Montréal, Canada

Artwork by NIPPAYSAGE et Société du parc Jean-Drapeau

Implementation, Impact and Replicability

How does the initiative demonstrate evidence of a track record of success against pursued objectives?          

The development of the Master Plan allowed for the establishment of initial targets and indicators as well as a preliminary sequencing of projects. Since beginning the Plan’s implementation, this outcome has been used to establish a management dashboard that provides an initial impetus for the SPJD’s data collection and performance measurement efforts.

Throughout the Master Plan’s implementation period, the SPJD will ensure that the monitoring tools and targets are adapted to meet the expectations of Montréal society, consider realities beyond its control, and seize opportunities that will enable it to surpass the ambitions of the Master Plan. To ensure that the public interest is respected, this adjustment work must be done within the framework of open governance, which necessarily implies transparency of the process and consultation with stakeholders. In addition, SPJD will undertake a periodic review of the indicators to ensure their relevance. At that time, it will detail the objectives to be achieved over the following three years.

All the targeted performance indicators can be found in Chapter 8 (page 644) of the Parc Jean-Drapeau Master Plan 2020-2030.

How has the initiative had a ripple effect beyond the scope of the initiative itself, thereby demonstrating a change in the city’s and/or its partners’ way of working with plants?

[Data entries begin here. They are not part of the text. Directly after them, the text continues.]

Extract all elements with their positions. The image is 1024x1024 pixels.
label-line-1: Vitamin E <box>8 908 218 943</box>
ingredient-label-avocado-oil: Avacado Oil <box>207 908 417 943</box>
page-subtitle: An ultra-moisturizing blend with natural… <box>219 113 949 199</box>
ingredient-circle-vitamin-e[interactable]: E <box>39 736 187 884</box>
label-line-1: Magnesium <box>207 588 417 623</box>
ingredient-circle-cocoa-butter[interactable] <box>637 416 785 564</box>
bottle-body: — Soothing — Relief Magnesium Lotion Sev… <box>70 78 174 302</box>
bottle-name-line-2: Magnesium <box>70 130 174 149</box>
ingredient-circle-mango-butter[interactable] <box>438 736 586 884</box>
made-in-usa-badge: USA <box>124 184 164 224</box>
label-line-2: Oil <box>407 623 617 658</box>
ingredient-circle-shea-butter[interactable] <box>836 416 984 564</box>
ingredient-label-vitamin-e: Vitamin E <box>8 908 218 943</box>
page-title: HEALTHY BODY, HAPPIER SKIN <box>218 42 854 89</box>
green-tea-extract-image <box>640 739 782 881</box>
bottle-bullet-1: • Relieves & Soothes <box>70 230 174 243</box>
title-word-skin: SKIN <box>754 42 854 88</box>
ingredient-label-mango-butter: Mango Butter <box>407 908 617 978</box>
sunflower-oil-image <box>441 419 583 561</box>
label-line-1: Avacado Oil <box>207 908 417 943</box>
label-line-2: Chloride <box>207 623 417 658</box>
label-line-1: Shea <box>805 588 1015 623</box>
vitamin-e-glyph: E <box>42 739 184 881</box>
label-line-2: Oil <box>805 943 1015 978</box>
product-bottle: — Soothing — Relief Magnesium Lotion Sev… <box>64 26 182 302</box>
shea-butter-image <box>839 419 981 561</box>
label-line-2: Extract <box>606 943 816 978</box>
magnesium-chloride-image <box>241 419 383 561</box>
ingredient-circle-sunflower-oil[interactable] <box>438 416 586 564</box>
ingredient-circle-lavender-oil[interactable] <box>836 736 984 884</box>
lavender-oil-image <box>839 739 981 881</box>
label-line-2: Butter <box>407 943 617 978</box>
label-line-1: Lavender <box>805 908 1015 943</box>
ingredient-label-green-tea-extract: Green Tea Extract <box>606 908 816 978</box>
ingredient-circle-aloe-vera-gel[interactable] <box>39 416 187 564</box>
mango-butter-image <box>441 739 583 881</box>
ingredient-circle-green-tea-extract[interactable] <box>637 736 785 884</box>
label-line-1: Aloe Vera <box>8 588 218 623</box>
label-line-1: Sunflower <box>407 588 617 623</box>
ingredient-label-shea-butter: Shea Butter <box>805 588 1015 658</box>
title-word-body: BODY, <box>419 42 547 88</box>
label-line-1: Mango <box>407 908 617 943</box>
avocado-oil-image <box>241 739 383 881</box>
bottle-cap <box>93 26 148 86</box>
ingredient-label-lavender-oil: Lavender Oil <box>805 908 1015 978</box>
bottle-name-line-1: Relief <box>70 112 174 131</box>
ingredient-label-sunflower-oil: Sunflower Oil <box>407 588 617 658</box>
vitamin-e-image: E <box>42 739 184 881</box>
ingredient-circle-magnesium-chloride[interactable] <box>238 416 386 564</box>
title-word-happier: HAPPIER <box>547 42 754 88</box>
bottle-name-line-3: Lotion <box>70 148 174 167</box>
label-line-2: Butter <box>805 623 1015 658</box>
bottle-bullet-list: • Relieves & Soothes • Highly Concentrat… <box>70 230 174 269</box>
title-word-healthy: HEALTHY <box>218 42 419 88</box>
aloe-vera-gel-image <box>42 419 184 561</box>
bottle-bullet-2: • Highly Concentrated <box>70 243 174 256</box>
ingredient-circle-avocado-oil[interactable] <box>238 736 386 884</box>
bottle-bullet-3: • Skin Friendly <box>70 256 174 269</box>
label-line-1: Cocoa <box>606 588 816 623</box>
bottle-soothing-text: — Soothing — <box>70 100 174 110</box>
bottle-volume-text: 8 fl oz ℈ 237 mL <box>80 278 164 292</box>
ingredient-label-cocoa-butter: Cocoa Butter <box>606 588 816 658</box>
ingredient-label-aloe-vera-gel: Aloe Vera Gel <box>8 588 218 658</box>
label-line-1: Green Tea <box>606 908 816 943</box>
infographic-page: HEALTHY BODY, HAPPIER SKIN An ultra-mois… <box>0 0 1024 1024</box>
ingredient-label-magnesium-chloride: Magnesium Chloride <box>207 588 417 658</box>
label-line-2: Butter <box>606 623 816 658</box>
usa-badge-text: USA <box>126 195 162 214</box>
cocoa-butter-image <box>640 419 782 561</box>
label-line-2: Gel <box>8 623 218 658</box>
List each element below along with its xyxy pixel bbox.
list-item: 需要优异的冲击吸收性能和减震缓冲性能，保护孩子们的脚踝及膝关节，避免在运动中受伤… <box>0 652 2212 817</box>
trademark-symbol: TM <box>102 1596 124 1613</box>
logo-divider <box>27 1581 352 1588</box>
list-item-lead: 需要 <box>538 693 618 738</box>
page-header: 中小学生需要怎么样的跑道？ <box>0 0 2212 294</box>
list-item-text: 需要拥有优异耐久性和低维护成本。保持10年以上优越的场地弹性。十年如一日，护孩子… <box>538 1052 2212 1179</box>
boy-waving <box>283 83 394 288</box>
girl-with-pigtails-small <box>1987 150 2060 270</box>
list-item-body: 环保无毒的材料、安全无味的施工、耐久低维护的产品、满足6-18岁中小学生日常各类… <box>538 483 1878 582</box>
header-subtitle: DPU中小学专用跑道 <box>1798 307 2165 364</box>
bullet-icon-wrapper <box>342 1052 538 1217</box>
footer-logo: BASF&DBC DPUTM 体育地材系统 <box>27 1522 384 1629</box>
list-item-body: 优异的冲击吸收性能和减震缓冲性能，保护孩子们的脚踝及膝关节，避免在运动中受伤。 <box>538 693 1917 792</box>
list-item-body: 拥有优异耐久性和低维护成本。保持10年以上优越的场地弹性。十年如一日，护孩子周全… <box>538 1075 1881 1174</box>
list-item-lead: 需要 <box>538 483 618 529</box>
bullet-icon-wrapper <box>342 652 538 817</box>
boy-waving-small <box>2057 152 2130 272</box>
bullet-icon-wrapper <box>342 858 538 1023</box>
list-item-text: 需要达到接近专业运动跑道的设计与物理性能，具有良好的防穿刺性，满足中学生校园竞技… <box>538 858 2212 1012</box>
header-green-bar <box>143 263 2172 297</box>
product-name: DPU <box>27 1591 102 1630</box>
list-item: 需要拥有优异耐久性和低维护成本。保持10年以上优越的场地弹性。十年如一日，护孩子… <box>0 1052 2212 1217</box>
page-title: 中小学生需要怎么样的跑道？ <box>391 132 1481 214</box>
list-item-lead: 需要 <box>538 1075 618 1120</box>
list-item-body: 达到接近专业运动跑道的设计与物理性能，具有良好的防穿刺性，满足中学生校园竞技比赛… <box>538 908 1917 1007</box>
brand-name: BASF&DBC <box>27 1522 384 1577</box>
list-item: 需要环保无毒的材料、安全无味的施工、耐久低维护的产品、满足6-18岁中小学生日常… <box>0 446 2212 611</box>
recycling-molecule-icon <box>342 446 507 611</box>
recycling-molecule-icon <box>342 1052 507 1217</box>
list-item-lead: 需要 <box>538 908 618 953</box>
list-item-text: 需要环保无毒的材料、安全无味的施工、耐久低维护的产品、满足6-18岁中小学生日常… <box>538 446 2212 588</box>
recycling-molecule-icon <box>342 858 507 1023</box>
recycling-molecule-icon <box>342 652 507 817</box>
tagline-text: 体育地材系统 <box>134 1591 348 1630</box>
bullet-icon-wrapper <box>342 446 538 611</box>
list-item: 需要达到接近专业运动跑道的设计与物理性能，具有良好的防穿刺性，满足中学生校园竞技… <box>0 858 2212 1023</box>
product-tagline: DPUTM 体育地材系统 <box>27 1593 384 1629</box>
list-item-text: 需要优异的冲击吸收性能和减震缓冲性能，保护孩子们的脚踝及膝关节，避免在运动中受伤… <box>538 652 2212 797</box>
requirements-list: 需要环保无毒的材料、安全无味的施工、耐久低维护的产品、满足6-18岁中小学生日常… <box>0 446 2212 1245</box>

Protecting biodiversity and ecosystem health is a global challenge and urban parks have an important role to play. Parks enhance the resilience of cities and contribute to the ecological integrity of our environment by creating opportunities for people to connect with nature in urban areas and by maintaining certain ecosystem services. Due to climate change and the search for greater resilience, large parks are becoming important to public authorities. Park administrators are called upon to rethink the aesthetics, move away from a traditional horticultural approach and toward sustainable management practices that improve plant habitats.

The Master Plan strongly emphasizes protecting natural and man-made landscapes and adopts an adaptive ecological design approach through extensive planting and by restricting access to fragile natural areas. This is the first example of its kind where preservation of the park’s heritage is combined with a contemporary design and the implementation of a complex plant system.  A variety of plant habitat types are being created or enhanced: a three-layered stratified forest, shrublands, wetlands, prairies, mixed lawn areas with isolated trees and ornamental gardens.

The Plan outlines a new land management vision centred on both heritage and green infrastructure as means to respond to climate change. The park’s management strategy for green and blue spaces, which promotes plant diversity, is influencing the practices of municipal departments that seeking to learn more about our vision, processes, and practices. In addition, by implementing sustainable land use guidelines, the island partners must also implement these more environmentally friendly practices.

How have other cities expressed interest in the initiative, or what potential does it have to interest other cities and be customised to their own circumstances?

The Master Plan, bold and ambitious in its vision and its outcome-driven proposals, has established itself as a model in Montréal and an example for others to follow. Representatives from SPJD have been invited to present the Master Plan at several conferences, notably the World Urban Parks Congress and The Nature of Cities Festival.
The SPJD also shares its initiatives through multiple discussion and exchange spaces bringing together, among others, municipalities, institutional organizations, and non-profit parks organisations. Issues such as responsible procurement, low-impact event organization, responsible waste management aiming at zero waste and carbon neutrality are addressed. The objective is not only to inform and promote our targets and practices in terms of sustainable development, but also to mobilize these institutional actors to work toward ecological and social transition.
The Master Plan was also developed in accordance with the 17 United Nations Sustainable Development Goals and the orientations and commitments of the City of Montréal (ex. C40 Cities commitments). In fact, the City’s Climate Action Plan, Nature and Sports Plan and Urban Agriculture Strategy were all launched following the adoption of the Parc Jean Drapeau Master Plan. The City of Montréal’s Ecological Transition and Resilience Bureau is particularly inspired by the Master Plan and has initiated a collaboration with our organization.